Music from both sides of the Alps and beyond
Hannu Vasara, violin
Jussi Seppänen, cello
Petteri Pitko, harpsichord
The mountains of the Alps separate the Italian peninsula from the German-speaking Europe, and in the Italian language, a north wind is called ’tramontano’. Tramontano or oltramontano can also be used to name people who come from behind the mountains, foreigners from the other side.

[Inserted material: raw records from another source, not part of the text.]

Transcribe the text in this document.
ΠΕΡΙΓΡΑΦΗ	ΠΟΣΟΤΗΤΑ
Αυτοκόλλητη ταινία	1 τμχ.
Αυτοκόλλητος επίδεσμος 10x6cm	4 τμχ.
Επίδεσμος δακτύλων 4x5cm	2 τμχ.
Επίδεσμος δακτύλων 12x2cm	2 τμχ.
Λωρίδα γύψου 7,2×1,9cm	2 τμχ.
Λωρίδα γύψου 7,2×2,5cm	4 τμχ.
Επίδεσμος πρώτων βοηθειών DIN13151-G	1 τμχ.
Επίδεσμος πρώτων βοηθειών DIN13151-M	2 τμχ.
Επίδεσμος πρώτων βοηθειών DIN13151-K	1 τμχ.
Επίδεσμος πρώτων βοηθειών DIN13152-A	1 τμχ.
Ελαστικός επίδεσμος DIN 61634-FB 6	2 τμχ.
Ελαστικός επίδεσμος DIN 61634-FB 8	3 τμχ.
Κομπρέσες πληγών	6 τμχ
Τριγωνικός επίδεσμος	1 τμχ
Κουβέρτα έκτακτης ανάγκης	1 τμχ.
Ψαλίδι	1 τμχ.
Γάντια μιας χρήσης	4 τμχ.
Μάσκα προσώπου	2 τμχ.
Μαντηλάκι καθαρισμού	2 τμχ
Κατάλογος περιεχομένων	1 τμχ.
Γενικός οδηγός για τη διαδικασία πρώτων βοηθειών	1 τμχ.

Throughout centuries, people have moved from the north to the south, to the green fields of Italy and to the sources of antique Roman culture. In Baroque times, composers and musicians travelled to Italy to learn and to be inspired, but on the other hand, many Southern musicians travelled to try their luck in the metropoles and courts of Northern Europe. The Italian violin music that developed in the 17th century spread around Europe with travelling musicians and printed music. The new violin style, born in the hands of Castello and other early masters, bloomed in the music of Arcangelo Corelli, and especially his sonata collection Opus 5 served as a model for coming generations.
During the latter half of the 18th century, Italy was still a musical role model for many composers, especially what came to opera. The young Mozart experienced his first great successes as a composer on the Italian opera stages. Joseph Haydn again never visited Italy, but he knew the music inside out.
Pieces from our own time bring a Nordic air to the concert. Olli Virtaperko’s and Paavo Heininen’s solo compositions for cello and British Barry Guy’s duo for Baroque violin and harpsichord will be performed.